The silver line around the edge is soldered copper foil tape connecting the top and bottom ground planes; a dozen or so additional Z wires will connect the planes at high current nodes. It’ll get a bunch of flying signal wires, too, because I’m not a fanatic gotta-embed-all-the-wires kind of guy on stuff like this.
The PCB is 30 mil FR4, which (once again, I make this mistake over and over again) seems a bit bendy for surface-mount parts; I must print a simple nest to stabilize the poor thing. Some of the drilled holes look white, because I hadn’t rinsed out the remains of the silver plating powder; the surfaces are a lot more silvery in person.
Before I etched the back side, I realized I’d made a classic layout blunder: the high-current return path from the center MOSFET flows around the Hall effect sensor near the center of the board. So I filled in the grid pour with a fat point black Sharpie to get more copper in that area:

I think it probably wouldn’t matter either way, but nothing exceeds like excess. FWIW, I use the grid pattern as a way to verify the end of the board etching: when all the holes in the ground pour come clear, all the traces are done, too.
The etched backside came out OK, although with a few etched squares sprinkled in the Sharpie masking:

The three leads for the Hall effect sensor are just to the right of the center, with the middle lead connected to the ground pour. Given the millivolt-level signals, this isn’t a good place for ground bounce…

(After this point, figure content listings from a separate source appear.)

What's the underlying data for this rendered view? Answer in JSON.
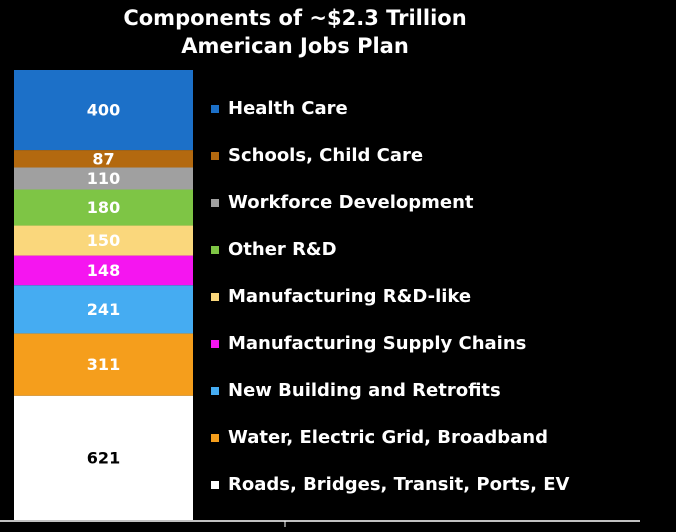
{
  "chart_data": {
    "type": "stacked-bar",
    "title": [
      "Components of ~$2.3 Trillion",
      "American Jobs Plan"
    ],
    "categories": [
      null
    ],
    "series": [
      {
        "name": "Roads, Bridges, Transit, Ports, EV",
        "color": "#ffffff",
        "values": [
          621
        ]
      },
      {
        "name": "Water, Electric Grid, Broadband",
        "color": "#f59e1c",
        "values": [
          311
        ]
      },
      {
        "name": "New Building and Retrofits",
        "color": "#45acf2",
        "values": [
          241
        ]
      },
      {
        "name": "Manufacturing Supply Chains",
        "color": "#f515f0",
        "values": [
          148
        ]
      },
      {
        "name": "Manufacturing R&D-like",
        "color": "#fad77c",
        "values": [
          150
        ]
      },
      {
        "name": "Other R&D",
        "color": "#7ec545",
        "values": [
          180
        ]
      },
      {
        "name": "Workforce Development",
        "color": "#a0a0a0",
        "values": [
          110
        ]
      },
      {
        "name": "Schools, Child Care",
        "color": "#b3690f",
        "values": [
          87
        ]
      },
      {
        "name": "Health Care",
        "color": "#1c70c8",
        "values": [
          400
        ]
      }
    ]
  }
}
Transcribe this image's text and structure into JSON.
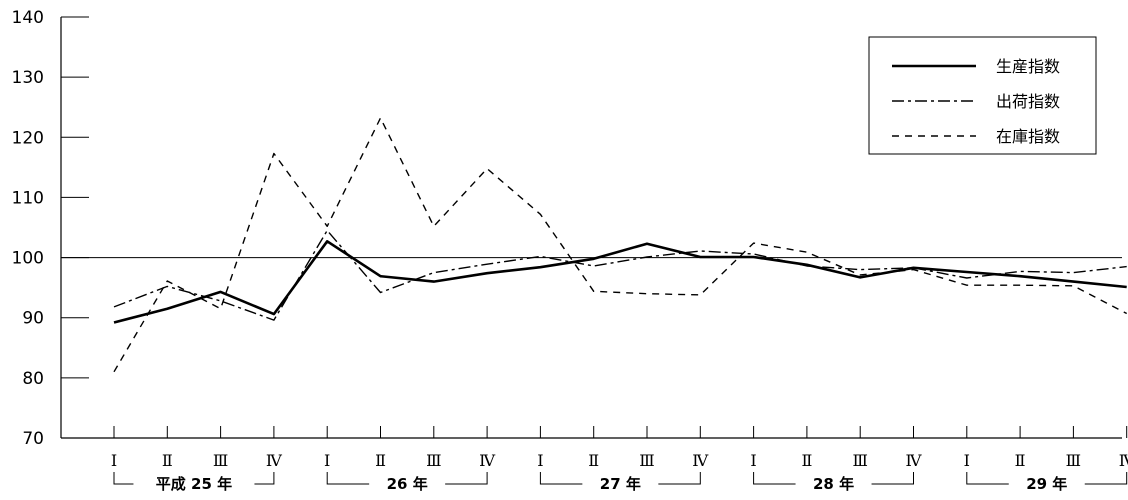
{
  "chart_data": {
    "type": "line",
    "title": "",
    "xlabel": "",
    "ylabel": "",
    "ylim": [
      70,
      140
    ],
    "yticks": [
      70,
      80,
      90,
      100,
      110,
      120,
      130,
      140
    ],
    "reference_line": 100,
    "grid": false,
    "legend_position": "top-right",
    "quarters": [
      "Ⅰ",
      "Ⅱ",
      "Ⅲ",
      "Ⅳ",
      "Ⅰ",
      "Ⅱ",
      "Ⅲ",
      "Ⅳ",
      "Ⅰ",
      "Ⅱ",
      "Ⅲ",
      "Ⅳ",
      "Ⅰ",
      "Ⅱ",
      "Ⅲ",
      "Ⅳ",
      "Ⅰ",
      "Ⅱ",
      "Ⅲ",
      "Ⅳ"
    ],
    "years": [
      {
        "label": "平成 25 年",
        "start": 0,
        "end": 3
      },
      {
        "label": "26 年",
        "start": 4,
        "end": 7
      },
      {
        "label": "27 年",
        "start": 8,
        "end": 11
      },
      {
        "label": "28 年",
        "start": 12,
        "end": 15
      },
      {
        "label": "29 年",
        "start": 16,
        "end": 19
      }
    ],
    "series": [
      {
        "name": "生産指数",
        "style": "solid",
        "values": [
          89.2,
          91.5,
          94.3,
          90.6,
          102.7,
          96.9,
          96.0,
          97.4,
          98.4,
          99.8,
          102.3,
          100.1,
          100.1,
          98.8,
          96.7,
          98.3,
          97.6,
          96.9,
          96.0,
          95.1
        ]
      },
      {
        "name": "出荷指数",
        "style": "dashdot",
        "values": [
          91.8,
          95.2,
          92.8,
          89.6,
          104.5,
          94.2,
          97.5,
          98.9,
          100.2,
          98.6,
          100.1,
          101.1,
          100.6,
          98.6,
          98.0,
          98.3,
          96.6,
          97.7,
          97.5,
          98.5
        ]
      },
      {
        "name": "在庫指数",
        "style": "dashed",
        "values": [
          81.0,
          96.1,
          91.5,
          117.3,
          105.2,
          123.2,
          105.2,
          114.8,
          107.2,
          94.4,
          94.0,
          93.8,
          102.4,
          100.9,
          97.1,
          98.0,
          95.4,
          95.4,
          95.3,
          90.7
        ]
      }
    ]
  }
}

It’s etched with ferric chloride, rubbed with a sponge, and took under ten minutes on each side. That’s less than the usual time, which suggests the PCB is plated with half-ounce copper (that’s 0.5 ounce / ft2), rather than the one-ounce copper on the other boards I’ve done recently; just one of the hazards of buying surplus PCB stock. Doesn’t really matter, as the peak currents will be under half an amp and now I know not to use this batch of raw board stock for high current circuits.
All in all, it looks good enough. Now, for some component soldering.